In the Spark Web UI, you can see Spark jobs in two modes: WAIT or RUNNING. Running jobs produces log messages in the stderr file. Check the latest timestamp to see if the Spark job is running. If the Spark job is in WAITING mode, the job could be waiting for an available resource. Check that the materialized view defines the executor core, max core, and the executor memory. If the materialized view does not define the executor core, max core, and the executor memory, check the defaults defined in the spark-defaults.conf file. You can wait or adjust the definitions. Kill the Incorta schema job from Incorta UI, adjust the definitions, and try again.

Problem: Materialized View started, but is not visible in the Spark Web UI

You can see that the materialized view job started in Incorta UI, but there is no corresponding Spark job visible in Spark Web UI.

Solution

If you set the Always Compact option to off, materialized view jobs that show a "Started" status in the Incorta UI do not display in the Spark Web UI because Incorta is running compaction. To monitor compaction status, view the Incorta tenant log. The Incorta tenant log shows when the compaction started. Compaction builds indexes, which can take a long time for large tables. For compaction issues, try to add resources, like memory, to compaction jobs, and ensure that the Spill to Disk option is off.

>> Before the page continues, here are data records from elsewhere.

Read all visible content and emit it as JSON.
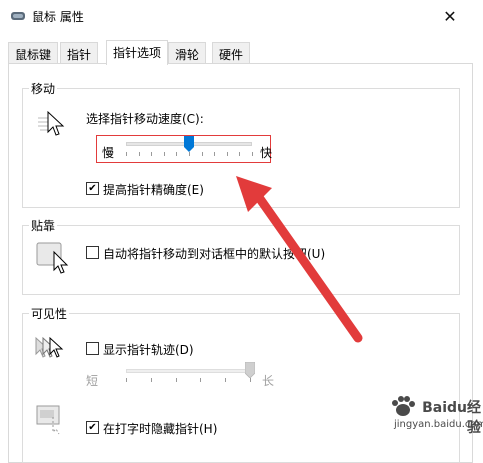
{
  "window": {
    "title": "鼠标 属性",
    "close_glyph": "✕"
  },
  "tabs": [
    {
      "label": "鼠标键",
      "active": false
    },
    {
      "label": "指针",
      "active": false
    },
    {
      "label": "指针选项",
      "active": true
    },
    {
      "label": "滑轮",
      "active": false
    },
    {
      "label": "硬件",
      "active": false
    }
  ],
  "motion": {
    "group_label": "移动",
    "speed_label": "选择指针移动速度(C):",
    "slow": "慢",
    "fast": "快",
    "speed_value": 0.5,
    "precision_label": "提高指针精确度(E)",
    "precision_checked": true
  },
  "snap": {
    "group_label": "贴靠",
    "snap_label": "自动将指针移动到对话框中的默认按钮(U)",
    "snap_checked": false
  },
  "visibility": {
    "group_label": "可见性",
    "trails_label": "显示指针轨迹(D)",
    "trails_checked": false,
    "short": "短",
    "long": "长",
    "trails_value": 1.0,
    "hide_label": "在打字时隐藏指针(H)",
    "hide_checked": true
  },
  "annotation": {
    "highlight_color": "#e23b3b"
  },
  "watermark": {
    "line1": "Baidu经验",
    "line2": "jingyan.baidu.com"
  }
}
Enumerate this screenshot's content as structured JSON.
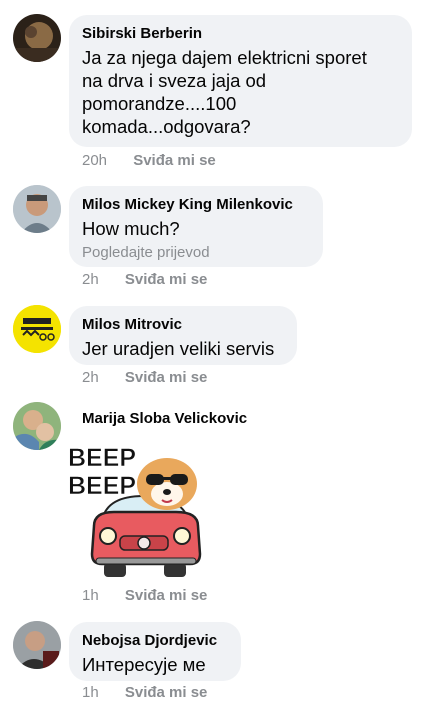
{
  "comments": [
    {
      "author": "Sibirski Berberin",
      "text_lines": [
        "Ja za njega dajem elektricni sporet",
        "na drva i sveza jaja od",
        "pomorandze....100",
        "komada...odgovara?"
      ],
      "time": "20h",
      "like_label": "Sviđa mi se",
      "avatar_icon": "profile-photo-icon"
    },
    {
      "author": "Milos Mickey King Milenkovic",
      "text": "How much?",
      "translate_label": "Pogledajte prijevod",
      "time": "2h",
      "like_label": "Sviđa mi se",
      "avatar_icon": "profile-photo-icon"
    },
    {
      "author": "Milos Mitrovic",
      "text": "Jer uradjen veliki servis",
      "time": "2h",
      "like_label": "Sviđa mi se",
      "avatar_icon": "horse-carriage-logo-icon"
    },
    {
      "author": "Marija Sloba Velickovic",
      "sticker_text": [
        "BEEP",
        "BEEP"
      ],
      "sticker_icon": "dog-in-car-sticker",
      "time": "1h",
      "like_label": "Sviđa mi se",
      "avatar_icon": "profile-photo-icon"
    },
    {
      "author": "Nebojsa Djordjevic",
      "text": "Интересује ме",
      "time": "1h",
      "like_label": "Sviđa mi se",
      "avatar_icon": "profile-photo-icon"
    }
  ],
  "colors": {
    "bubble": "#f0f2f5",
    "meta": "#8a8d91",
    "sticker_car": "#e85b60"
  }
}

Problem: Unhelpful Error Saving or Running a Materialized View

Solution

Where the error occurs determines how you address the issue:

  • An error occurs on the Incorta job and job history page. When Incorta displays a red plus sign in the loader UI, click on it to see the error message. If you do not see a red plus sign, or if you cannot click on it to view an error message, navigate to Schemas > <Schema> > Last Load Status > Select a Job > Check the Job Details and select the red plus sign.
  • An error displays in the Incorta tenant log. Use the grep command to extract the specific log entries for a schema table
  • Spark Web UI. The Spark Web UI runs on the same machine as the Spark master. Find the Spark master URL you are using by navigating in the CMC to Select Clusters > <cluster_name> > CMC > Spark Integration. In a browser, try navigating to http://<spark master host>:9091 to view the Spark Master Web UI. Click on the Application ID of the task you are debugging. Click on stdout to display the log file.
  • An error displays in the Spark Master and Spark log files from the Spark machine. The issue may be caused by an environment issue. For example, the worker process crashed or is not connected to master. Navigate to the Spark home > logs directory to see the log files.
  • Check if Spark executors are created in the Spark machine by using the following command: ps -ef | grep spark
  • Check if the Spark driver is created. Check that the Python program is on the Loader machine. For a new materialized view, save the new materialized view, then check that the Python program is on the Analytics machine.

Problem: Missing table

Solution

Spark MV and Incorta Spark SQL run against parquet files in the compacted folder under <Incorta Tenant directory>/compacted. Check the parquet files in the compacted folder if you are missing a table.

Problem: A Spark materialized view displays differently in the Spark UI and the Spark Web UI

Solution

Check the following areas:

  • Incorta Job
  • Spark Driver process
  • Spark executor process

A job may be created but not yet submitted to Spark.